The college experience has to end someday. I am sorry that I had to break it to you this way, but eventually we all have to leave and find some sort of career. Luckily, Albion has a strong office of career development that is itching to do all that it can to assist you in your search. I had the pleasure of sitting down with the new director, Troy Kase.
Where are you from?
Idaho. I just moved out in January. There aren’t any differences in the weather, unfortunately.
Where did you go to school?
Idaho State University. With 15,000, it was comparatively bigger than a small, liberal arts school.
How did you get involved with career development?
After graduate school, I was involved in student housing for a number of years in South Dakota in a private liberal arts college there, and that was my first exposure to a school like that. I absolutely loved that experience, but then I was recruited to work back at the Idaho State University career center because I had done some career counseling as an undergraduate intern. Career services attracted me because, on some level, that’s why every student is in college: to do something after. Some students are here just for the sake of learning, but the reality is that even they have to do something after graduation. There was a certain level of excitement for me to be more formally involved in that process. It’s a very rewarding job, frankly, to be a part of that process.
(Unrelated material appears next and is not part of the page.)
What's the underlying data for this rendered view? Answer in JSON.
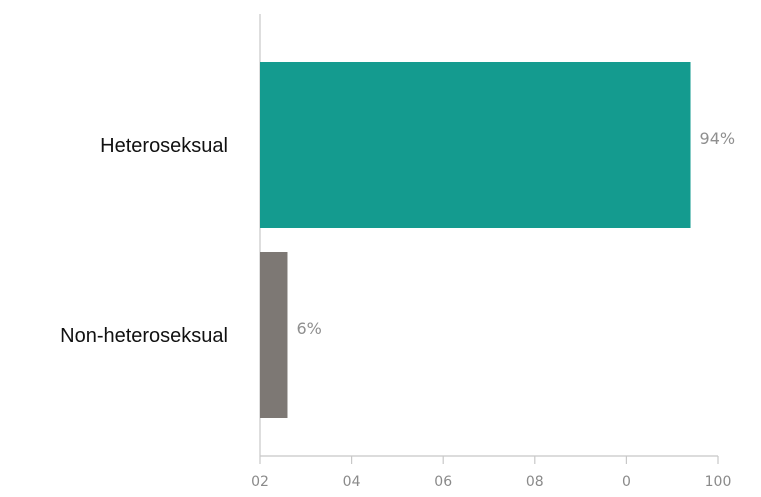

How did you end up at Albion?
I had not heard of Albion, but we were looking at schools near my wife’s family in Ohio and this came up on the radar. I looked into it, applied, and came out for an interview, and I really loved my visit here. I left with such a positive feeling about this place. They offered me the job, I made sure it was a good fit, and here I am. The reason I felt so good about Albion was that when I came out, I was meeting with all these people who were interested in career development, and I was surrounded by it, and that’s what attracted me.
In your words, what is the point of career development?
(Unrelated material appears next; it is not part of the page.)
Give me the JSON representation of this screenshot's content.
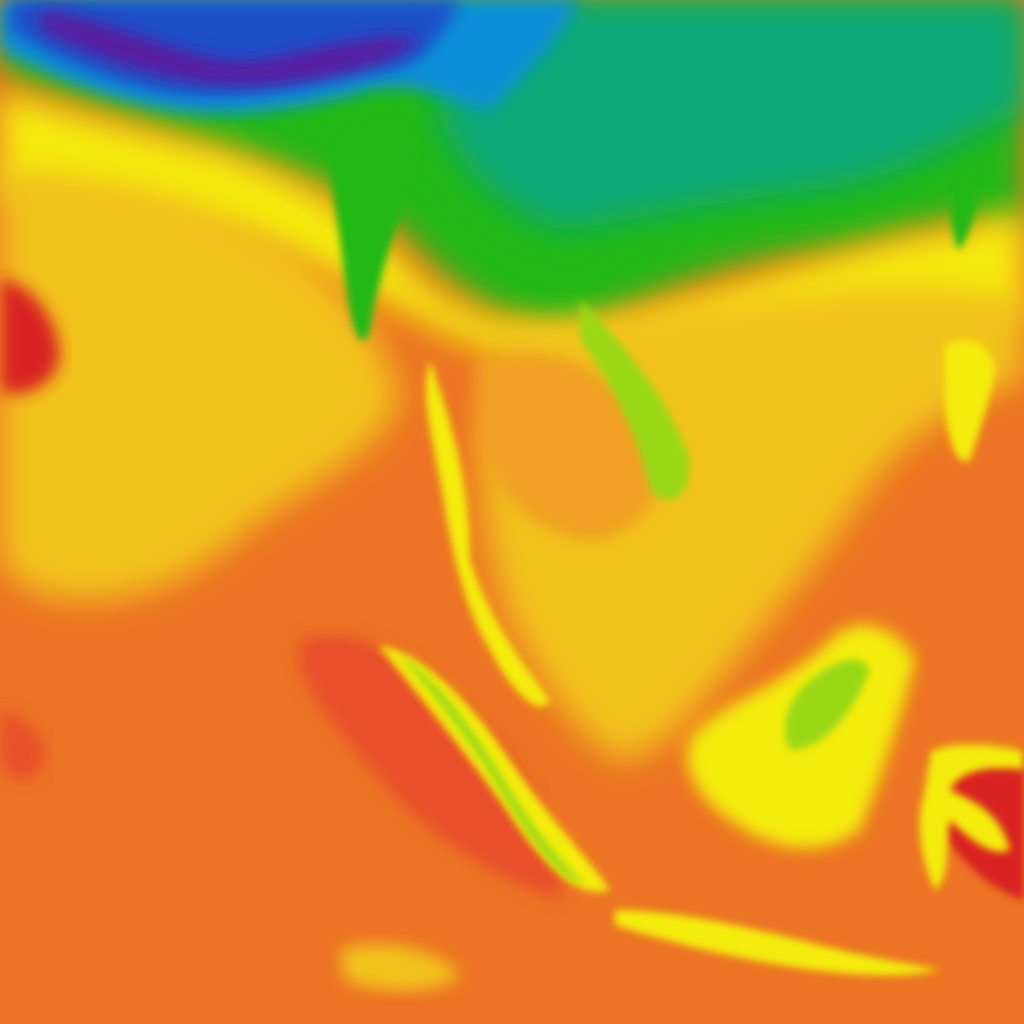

That’s really broad, but I think it involves who you are as a person, your interests, your values, your abilities. It’s about finding a good match between knowing who you are and what’s available out there. It’s about knowing how to get into those fields: experience, networking, internships, full-time jobs.
Have you made any immediate changes?
I want to be really careful and not make vast, sweeping changes because I think things were run very well here. There wasn’t a person in the director position I believe since October, so I wanted to get out there and make sure that students know that we have a director and that we are good to go. I have been in classes talking about upcoming events and we have been utilizing our Facebook page for exposure. We’re working hard just to get the name out there. It’s not necessarily a change, but it’s my mission to get the word out.
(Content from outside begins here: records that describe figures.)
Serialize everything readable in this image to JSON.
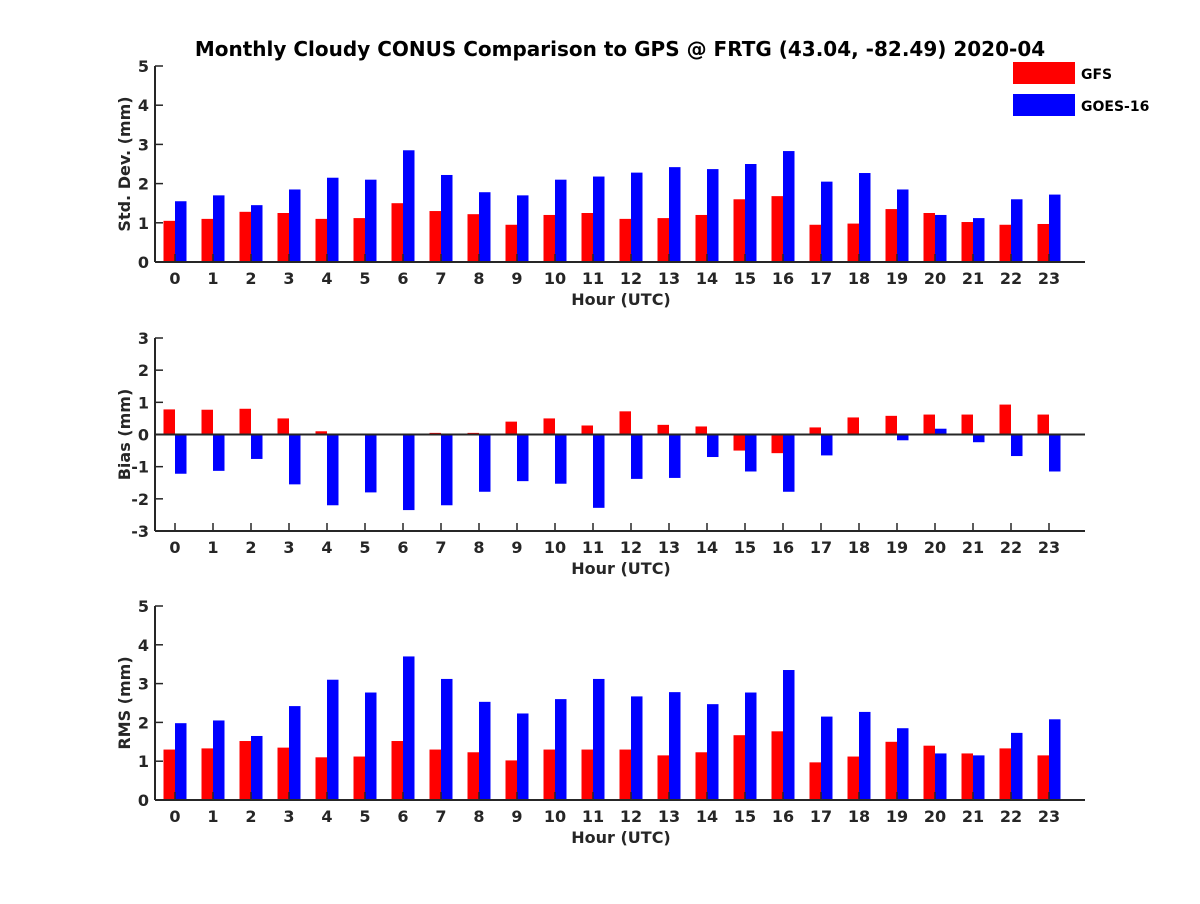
{
  "colors": {
    "gfs": "#ff0000",
    "goes": "#0000ff",
    "axis": "#262626",
    "background": "#ffffff"
  },
  "chart_data": [
    {
      "type": "bar",
      "title": "Monthly Cloudy CONUS Comparison to GPS @ FRTG (43.04, -82.49) 2020-04",
      "xlabel": "Hour (UTC)",
      "ylabel": "Std. Dev. (mm)",
      "ylim": [
        0,
        5
      ],
      "yticks": [
        "0",
        "1",
        "2",
        "3",
        "4",
        "5"
      ],
      "categories": [
        "0",
        "1",
        "2",
        "3",
        "4",
        "5",
        "6",
        "7",
        "8",
        "9",
        "10",
        "11",
        "12",
        "13",
        "14",
        "15",
        "16",
        "17",
        "18",
        "19",
        "20",
        "21",
        "22",
        "23"
      ],
      "legend": {
        "position": "top-right",
        "entries": [
          "GFS",
          "GOES-16"
        ]
      },
      "series": [
        {
          "name": "GFS",
          "values": [
            1.05,
            1.1,
            1.28,
            1.25,
            1.1,
            1.12,
            1.5,
            1.3,
            1.22,
            0.95,
            1.2,
            1.25,
            1.1,
            1.12,
            1.2,
            1.6,
            1.68,
            0.95,
            0.98,
            1.35,
            1.25,
            1.02,
            0.95,
            0.97
          ]
        },
        {
          "name": "GOES-16",
          "values": [
            1.55,
            1.7,
            1.45,
            1.85,
            2.15,
            2.1,
            2.85,
            2.22,
            1.78,
            1.7,
            2.1,
            2.18,
            2.28,
            2.42,
            2.37,
            2.5,
            2.83,
            2.05,
            2.27,
            1.85,
            1.2,
            1.12,
            1.6,
            1.72
          ]
        }
      ]
    },
    {
      "type": "bar",
      "title": "",
      "xlabel": "Hour (UTC)",
      "ylabel": "Bias (mm)",
      "ylim": [
        -3,
        3
      ],
      "yticks": [
        "-3",
        "-2",
        "-1",
        "0",
        "1",
        "2",
        "3"
      ],
      "categories": [
        "0",
        "1",
        "2",
        "3",
        "4",
        "5",
        "6",
        "7",
        "8",
        "9",
        "10",
        "11",
        "12",
        "13",
        "14",
        "15",
        "16",
        "17",
        "18",
        "19",
        "20",
        "21",
        "22",
        "23"
      ],
      "series": [
        {
          "name": "GFS",
          "values": [
            0.78,
            0.77,
            0.8,
            0.5,
            0.1,
            0.03,
            0.0,
            0.05,
            0.05,
            0.4,
            0.5,
            0.28,
            0.72,
            0.3,
            0.25,
            -0.5,
            -0.58,
            0.22,
            0.53,
            0.58,
            0.62,
            0.62,
            0.93,
            0.62
          ]
        },
        {
          "name": "GOES-16",
          "values": [
            -1.22,
            -1.13,
            -0.76,
            -1.55,
            -2.2,
            -1.8,
            -2.35,
            -2.2,
            -1.78,
            -1.45,
            -1.53,
            -2.28,
            -1.38,
            -1.35,
            -0.7,
            -1.15,
            -1.78,
            -0.65,
            0.0,
            -0.18,
            0.18,
            -0.24,
            -0.67,
            -1.15
          ]
        }
      ]
    },
    {
      "type": "bar",
      "title": "",
      "xlabel": "Hour (UTC)",
      "ylabel": "RMS (mm)",
      "ylim": [
        0,
        5
      ],
      "yticks": [
        "0",
        "1",
        "2",
        "3",
        "4",
        "5"
      ],
      "categories": [
        "0",
        "1",
        "2",
        "3",
        "4",
        "5",
        "6",
        "7",
        "8",
        "9",
        "10",
        "11",
        "12",
        "13",
        "14",
        "15",
        "16",
        "17",
        "18",
        "19",
        "20",
        "21",
        "22",
        "23"
      ],
      "series": [
        {
          "name": "GFS",
          "values": [
            1.3,
            1.33,
            1.52,
            1.35,
            1.1,
            1.12,
            1.52,
            1.3,
            1.23,
            1.02,
            1.3,
            1.3,
            1.3,
            1.15,
            1.23,
            1.67,
            1.77,
            0.97,
            1.12,
            1.5,
            1.4,
            1.2,
            1.33,
            1.15
          ]
        },
        {
          "name": "GOES-16",
          "values": [
            1.98,
            2.05,
            1.65,
            2.42,
            3.1,
            2.77,
            3.7,
            3.12,
            2.53,
            2.23,
            2.6,
            3.12,
            2.67,
            2.78,
            2.47,
            2.77,
            3.35,
            2.15,
            2.27,
            1.85,
            1.2,
            1.15,
            1.73,
            2.08
          ]
        }
      ]
    }
  ]
}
Do you think Albion’s office of career development is utilized enough by students?
I think you could ask any career development director on any campus and every single one of us would say, “No, it’s not utilized enough,” but, having said that, my schedule has been absolutely packed seeing students recently. But we would always like to reach more students. We would always like to have more students in the Briton Network.
Where would you like to see career development in a few years?
Much more utilized. I would like it to be a part of the culture so that every student would know that’s where you go for help.
What things do you like to do for fun?
My family and I love the outdoors, which is why were excited to live in Michigan because we know it has a lot of outdoor activities. And I have a family coming out to join me soon, and that’s what I really do for fun: hang out with them.
Is there anything you would like to say to the student body?
There has been one consistent message that I hear when I talk to students here about their resumes: students have some really unique characteristics and experiences here on this campus. Students need to understand that they really have had something very special here, that they’ve developed really strong communication, leadership and critical thinking skills. So I would love for students to recognize that and be able to articulate that when they’re talking to graduate schools and employers. I’ve experienced different environments and I’m really, really impressed with the students here.